I will let fearless reply to your comments herself, but I will say that she and I have been in a relationship for close to two years. I do not support your assertion that she was attempting to control her ex-husband. Being in a relationship like that with my ex-wife I will tell you that my behavior was controlling and I acknowledged my contribution to the ending of my marriage. I came to understand that telling my ex-wife what she was feeling was wrong. I understand that making assumptions and practicing avoidance was also a problem in my marriage.

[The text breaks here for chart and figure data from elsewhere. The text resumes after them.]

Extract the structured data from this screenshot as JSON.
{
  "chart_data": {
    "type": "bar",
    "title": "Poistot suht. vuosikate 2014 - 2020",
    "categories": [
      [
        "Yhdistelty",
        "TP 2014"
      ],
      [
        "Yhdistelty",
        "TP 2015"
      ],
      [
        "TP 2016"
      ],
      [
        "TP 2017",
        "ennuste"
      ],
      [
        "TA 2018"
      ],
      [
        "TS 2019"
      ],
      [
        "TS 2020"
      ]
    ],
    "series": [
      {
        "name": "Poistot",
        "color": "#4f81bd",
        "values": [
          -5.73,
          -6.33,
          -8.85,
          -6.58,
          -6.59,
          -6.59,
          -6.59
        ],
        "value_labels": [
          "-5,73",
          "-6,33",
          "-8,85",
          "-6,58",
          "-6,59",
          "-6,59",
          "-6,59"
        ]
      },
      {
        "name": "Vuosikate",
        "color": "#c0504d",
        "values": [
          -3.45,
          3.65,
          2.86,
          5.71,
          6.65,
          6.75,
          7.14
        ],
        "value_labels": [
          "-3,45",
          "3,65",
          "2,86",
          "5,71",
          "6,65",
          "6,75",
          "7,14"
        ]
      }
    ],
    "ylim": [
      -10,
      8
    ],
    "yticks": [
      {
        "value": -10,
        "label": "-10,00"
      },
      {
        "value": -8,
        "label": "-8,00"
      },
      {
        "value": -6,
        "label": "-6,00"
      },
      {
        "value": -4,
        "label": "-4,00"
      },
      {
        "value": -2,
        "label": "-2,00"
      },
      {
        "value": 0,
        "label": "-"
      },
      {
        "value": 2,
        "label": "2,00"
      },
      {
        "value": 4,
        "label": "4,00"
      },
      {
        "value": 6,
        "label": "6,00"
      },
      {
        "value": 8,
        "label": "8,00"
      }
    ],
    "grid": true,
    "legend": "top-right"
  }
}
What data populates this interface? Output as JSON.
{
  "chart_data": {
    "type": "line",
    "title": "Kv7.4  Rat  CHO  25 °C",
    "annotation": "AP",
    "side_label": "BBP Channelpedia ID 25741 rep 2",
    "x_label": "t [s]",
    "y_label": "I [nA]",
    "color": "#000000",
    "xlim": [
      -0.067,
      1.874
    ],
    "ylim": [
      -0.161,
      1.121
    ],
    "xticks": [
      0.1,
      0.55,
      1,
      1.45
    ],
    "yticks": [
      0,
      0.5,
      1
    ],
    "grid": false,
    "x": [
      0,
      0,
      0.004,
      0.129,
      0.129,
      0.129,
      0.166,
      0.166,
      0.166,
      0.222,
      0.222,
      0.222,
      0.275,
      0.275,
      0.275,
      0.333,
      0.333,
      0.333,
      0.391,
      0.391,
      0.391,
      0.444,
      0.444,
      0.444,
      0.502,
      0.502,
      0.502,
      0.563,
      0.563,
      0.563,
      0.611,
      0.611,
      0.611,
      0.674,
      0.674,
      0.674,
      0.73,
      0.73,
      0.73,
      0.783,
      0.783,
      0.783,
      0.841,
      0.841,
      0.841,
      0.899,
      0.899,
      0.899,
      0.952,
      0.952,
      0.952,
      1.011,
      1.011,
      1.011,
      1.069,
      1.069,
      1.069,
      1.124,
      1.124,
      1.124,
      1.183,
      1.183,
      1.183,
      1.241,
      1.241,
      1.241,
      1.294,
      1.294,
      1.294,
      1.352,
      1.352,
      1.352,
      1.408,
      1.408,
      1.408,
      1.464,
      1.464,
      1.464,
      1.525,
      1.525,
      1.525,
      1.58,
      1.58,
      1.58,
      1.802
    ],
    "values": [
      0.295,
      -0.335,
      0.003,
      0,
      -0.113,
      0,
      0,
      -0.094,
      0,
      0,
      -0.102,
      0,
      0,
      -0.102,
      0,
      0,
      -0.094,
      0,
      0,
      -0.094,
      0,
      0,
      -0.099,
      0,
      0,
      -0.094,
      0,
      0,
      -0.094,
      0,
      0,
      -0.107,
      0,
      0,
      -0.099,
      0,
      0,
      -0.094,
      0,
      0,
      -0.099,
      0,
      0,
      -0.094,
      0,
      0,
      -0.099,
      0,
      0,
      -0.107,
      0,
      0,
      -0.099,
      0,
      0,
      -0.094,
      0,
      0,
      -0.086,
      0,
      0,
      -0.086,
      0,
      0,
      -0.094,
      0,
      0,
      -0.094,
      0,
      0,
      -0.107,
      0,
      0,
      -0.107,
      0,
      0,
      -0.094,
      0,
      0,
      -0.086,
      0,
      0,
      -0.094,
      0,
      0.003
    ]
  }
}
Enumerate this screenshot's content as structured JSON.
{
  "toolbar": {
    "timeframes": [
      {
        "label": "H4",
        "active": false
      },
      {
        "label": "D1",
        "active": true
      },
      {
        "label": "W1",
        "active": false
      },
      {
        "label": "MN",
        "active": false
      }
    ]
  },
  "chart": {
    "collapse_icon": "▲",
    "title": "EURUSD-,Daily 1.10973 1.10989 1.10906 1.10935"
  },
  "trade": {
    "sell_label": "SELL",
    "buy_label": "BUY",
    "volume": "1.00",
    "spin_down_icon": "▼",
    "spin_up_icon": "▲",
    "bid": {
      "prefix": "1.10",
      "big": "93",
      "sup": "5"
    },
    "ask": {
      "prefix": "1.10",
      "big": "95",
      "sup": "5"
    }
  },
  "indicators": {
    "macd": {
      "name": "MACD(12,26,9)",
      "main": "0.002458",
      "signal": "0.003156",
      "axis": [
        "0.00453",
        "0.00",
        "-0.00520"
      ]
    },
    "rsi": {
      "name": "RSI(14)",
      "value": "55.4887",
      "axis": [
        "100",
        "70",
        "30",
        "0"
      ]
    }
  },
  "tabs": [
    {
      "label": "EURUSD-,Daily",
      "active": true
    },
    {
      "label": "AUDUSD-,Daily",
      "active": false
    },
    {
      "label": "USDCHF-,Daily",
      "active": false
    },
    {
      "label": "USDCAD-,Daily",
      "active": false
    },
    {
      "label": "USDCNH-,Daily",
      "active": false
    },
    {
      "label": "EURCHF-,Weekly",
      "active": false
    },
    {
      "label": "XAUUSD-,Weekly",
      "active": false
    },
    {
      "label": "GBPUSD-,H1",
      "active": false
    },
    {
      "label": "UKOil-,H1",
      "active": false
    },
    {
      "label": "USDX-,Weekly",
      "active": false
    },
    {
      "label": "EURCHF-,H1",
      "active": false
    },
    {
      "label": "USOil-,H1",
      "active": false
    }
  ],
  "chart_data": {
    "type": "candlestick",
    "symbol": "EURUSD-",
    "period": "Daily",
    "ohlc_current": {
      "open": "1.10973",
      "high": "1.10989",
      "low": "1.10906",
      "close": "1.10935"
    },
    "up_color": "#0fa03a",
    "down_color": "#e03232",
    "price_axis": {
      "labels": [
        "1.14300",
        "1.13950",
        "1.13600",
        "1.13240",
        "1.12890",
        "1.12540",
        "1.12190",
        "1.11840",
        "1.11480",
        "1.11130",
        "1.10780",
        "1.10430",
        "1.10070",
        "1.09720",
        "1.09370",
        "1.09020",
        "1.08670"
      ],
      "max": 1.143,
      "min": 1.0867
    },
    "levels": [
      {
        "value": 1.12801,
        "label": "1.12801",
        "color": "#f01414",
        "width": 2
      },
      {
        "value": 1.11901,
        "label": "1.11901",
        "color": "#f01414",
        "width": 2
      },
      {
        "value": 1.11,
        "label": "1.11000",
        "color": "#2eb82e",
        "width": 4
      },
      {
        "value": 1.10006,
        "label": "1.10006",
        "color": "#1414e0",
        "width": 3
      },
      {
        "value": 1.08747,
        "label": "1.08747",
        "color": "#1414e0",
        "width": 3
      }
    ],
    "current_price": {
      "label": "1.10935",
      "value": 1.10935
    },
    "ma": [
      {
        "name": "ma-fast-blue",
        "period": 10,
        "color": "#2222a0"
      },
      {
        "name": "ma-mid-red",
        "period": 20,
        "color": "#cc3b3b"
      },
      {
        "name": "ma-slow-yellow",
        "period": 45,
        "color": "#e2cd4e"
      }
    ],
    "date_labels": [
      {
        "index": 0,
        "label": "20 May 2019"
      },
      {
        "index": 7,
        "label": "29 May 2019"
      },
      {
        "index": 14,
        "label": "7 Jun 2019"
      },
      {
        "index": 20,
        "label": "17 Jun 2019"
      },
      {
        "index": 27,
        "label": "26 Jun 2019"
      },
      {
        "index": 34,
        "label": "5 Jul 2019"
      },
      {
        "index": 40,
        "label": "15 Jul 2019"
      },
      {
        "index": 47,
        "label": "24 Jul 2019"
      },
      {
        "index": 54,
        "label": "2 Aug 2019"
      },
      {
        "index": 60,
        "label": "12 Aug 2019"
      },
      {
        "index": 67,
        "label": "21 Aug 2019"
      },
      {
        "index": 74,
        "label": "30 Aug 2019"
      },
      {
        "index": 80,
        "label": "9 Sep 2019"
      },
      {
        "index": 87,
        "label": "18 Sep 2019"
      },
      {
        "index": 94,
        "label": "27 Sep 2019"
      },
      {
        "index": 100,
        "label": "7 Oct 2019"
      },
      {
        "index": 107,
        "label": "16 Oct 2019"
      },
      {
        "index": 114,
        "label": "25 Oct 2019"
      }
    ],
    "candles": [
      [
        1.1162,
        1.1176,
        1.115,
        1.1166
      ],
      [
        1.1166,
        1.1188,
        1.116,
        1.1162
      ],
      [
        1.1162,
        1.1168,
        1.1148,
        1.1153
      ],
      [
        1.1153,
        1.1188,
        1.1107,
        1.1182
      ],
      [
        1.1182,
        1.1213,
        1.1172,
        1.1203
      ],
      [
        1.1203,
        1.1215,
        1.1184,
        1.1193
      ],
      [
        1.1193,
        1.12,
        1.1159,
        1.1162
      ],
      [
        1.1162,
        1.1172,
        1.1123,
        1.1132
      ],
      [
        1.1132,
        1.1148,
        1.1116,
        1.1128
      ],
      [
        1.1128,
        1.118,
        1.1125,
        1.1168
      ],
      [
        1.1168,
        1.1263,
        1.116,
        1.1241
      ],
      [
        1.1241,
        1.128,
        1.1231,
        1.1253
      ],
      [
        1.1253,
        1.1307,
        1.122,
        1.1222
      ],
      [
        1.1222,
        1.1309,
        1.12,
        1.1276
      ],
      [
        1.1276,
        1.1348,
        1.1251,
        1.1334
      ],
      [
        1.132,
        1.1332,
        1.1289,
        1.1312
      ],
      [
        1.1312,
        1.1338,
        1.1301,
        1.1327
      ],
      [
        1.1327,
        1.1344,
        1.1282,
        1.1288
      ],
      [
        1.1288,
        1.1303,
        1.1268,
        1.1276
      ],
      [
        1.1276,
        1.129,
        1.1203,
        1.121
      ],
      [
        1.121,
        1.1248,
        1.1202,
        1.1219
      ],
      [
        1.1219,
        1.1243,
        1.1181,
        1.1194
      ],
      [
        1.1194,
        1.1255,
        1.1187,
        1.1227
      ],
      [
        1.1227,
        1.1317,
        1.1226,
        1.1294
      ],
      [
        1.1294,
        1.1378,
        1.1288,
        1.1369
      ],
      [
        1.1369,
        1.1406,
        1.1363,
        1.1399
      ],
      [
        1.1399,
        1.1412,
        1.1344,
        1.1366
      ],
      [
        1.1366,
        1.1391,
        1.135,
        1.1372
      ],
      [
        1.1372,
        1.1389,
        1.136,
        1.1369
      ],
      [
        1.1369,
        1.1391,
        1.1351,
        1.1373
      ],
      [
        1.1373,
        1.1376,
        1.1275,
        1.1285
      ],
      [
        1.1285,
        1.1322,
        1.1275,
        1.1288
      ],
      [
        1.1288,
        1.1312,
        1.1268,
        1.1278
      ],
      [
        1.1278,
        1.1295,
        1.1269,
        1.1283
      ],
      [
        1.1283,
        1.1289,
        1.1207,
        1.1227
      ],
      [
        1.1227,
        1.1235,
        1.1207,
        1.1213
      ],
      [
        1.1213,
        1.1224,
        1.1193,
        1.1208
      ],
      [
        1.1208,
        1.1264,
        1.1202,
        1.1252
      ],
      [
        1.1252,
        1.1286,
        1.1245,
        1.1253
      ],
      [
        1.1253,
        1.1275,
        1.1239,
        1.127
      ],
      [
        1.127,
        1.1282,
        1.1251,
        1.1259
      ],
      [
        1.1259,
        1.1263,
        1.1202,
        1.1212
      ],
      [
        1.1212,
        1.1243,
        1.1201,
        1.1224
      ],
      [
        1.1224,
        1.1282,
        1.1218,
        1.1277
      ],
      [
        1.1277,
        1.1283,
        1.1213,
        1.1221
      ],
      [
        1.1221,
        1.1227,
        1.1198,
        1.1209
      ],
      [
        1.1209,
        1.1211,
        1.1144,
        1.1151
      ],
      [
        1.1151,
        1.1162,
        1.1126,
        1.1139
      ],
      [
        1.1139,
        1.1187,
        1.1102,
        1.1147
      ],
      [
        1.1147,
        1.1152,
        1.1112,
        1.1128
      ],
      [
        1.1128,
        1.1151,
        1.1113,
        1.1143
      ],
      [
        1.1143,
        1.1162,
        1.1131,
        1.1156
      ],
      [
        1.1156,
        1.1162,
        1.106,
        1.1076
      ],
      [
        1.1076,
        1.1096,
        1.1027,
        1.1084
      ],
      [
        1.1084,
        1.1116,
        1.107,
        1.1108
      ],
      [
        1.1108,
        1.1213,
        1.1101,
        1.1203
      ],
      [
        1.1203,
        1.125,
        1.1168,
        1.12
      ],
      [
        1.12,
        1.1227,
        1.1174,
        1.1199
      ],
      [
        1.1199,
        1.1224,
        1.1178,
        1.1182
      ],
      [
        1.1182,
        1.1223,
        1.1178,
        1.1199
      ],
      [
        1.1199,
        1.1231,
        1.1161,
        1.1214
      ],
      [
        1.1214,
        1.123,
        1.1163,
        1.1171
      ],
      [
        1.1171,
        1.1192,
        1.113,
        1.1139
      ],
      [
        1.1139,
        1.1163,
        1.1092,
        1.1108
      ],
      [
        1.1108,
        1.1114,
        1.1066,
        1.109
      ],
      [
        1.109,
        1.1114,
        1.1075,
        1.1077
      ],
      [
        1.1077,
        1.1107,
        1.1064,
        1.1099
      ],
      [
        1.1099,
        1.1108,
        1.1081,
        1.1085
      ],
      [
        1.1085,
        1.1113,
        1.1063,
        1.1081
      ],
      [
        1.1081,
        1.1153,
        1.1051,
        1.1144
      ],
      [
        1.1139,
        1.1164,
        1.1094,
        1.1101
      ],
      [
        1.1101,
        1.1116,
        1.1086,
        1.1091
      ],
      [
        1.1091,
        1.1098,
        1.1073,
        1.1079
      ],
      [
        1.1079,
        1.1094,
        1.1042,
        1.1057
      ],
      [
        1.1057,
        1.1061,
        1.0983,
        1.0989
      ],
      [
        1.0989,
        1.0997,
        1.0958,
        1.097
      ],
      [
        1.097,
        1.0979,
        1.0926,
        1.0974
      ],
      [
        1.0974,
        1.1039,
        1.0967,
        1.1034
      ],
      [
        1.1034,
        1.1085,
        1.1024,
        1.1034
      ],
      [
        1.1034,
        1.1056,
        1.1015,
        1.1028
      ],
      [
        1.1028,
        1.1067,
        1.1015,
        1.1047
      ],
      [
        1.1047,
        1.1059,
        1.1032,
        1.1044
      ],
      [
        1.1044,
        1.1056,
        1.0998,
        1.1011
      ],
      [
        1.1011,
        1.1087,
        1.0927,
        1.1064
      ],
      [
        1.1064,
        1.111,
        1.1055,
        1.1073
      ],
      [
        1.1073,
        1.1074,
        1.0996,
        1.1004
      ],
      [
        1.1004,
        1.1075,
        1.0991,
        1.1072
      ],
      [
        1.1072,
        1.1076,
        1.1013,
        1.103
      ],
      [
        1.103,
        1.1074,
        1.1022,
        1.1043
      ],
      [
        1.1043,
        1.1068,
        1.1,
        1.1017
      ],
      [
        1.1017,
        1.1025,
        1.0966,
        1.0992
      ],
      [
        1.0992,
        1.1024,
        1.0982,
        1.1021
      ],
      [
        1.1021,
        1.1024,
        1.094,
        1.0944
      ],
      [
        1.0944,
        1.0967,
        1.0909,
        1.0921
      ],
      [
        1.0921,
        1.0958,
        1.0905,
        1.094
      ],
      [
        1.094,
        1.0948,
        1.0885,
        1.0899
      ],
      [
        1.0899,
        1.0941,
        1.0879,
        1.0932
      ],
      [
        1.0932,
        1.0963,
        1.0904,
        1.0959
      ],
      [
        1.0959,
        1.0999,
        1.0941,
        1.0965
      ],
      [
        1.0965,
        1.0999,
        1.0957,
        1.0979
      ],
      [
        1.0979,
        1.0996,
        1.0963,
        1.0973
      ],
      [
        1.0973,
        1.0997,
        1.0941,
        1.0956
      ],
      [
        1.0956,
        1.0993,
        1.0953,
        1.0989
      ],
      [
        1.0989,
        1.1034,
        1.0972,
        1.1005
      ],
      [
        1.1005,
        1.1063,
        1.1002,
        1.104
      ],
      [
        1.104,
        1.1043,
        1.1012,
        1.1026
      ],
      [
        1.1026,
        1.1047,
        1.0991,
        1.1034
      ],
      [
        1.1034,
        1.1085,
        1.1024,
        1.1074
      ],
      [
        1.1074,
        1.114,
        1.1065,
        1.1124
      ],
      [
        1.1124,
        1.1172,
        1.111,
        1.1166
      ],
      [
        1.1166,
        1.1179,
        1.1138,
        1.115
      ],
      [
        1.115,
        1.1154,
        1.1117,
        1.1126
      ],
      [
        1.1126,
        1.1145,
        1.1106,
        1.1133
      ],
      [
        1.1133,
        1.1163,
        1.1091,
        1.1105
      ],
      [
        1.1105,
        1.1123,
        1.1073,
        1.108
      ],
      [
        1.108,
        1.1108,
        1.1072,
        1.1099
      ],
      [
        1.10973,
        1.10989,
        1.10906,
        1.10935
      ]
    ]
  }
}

I began to understand that while reading Divorce Busting. I began to understand that I needed to accept my ex-wife's feelings as true and validate that. Unfortunately, I could not save my marriage but was blessed with an oppurtunity to have a fantastic R with fearless. I do not believe it is controlling to ask your partner to accept that your feelings are genuine. I listen to fearless and validate her feelings. I don't believe asking your partner to accept your feelings as genuine is forcing your opinion on him/her. They are feelings and if you love and respect your partner they should be acknowledged and validated. That opens the door to further communication.
I don't understand your views on assumptions. I will tell you that my ex-wife expected me to make assumptions, read her mind, etc. and I could never do enough. To be in a relationship where fearless and I can ask for what we want without resentment that it wasn't anticipated is very refreshing. I appreciate that she can meet her own needs. There is no expectation that I should make her happy by instinctively knowing the right thing to say or do.
Cobra, I have to say as a man who sees the mistakes he made in his marriage and as the father of a D8 I don't understand your views at all on relationships or child rearing.
I am the man who is loving my kids and will keep them from continuing this cycle of destruction.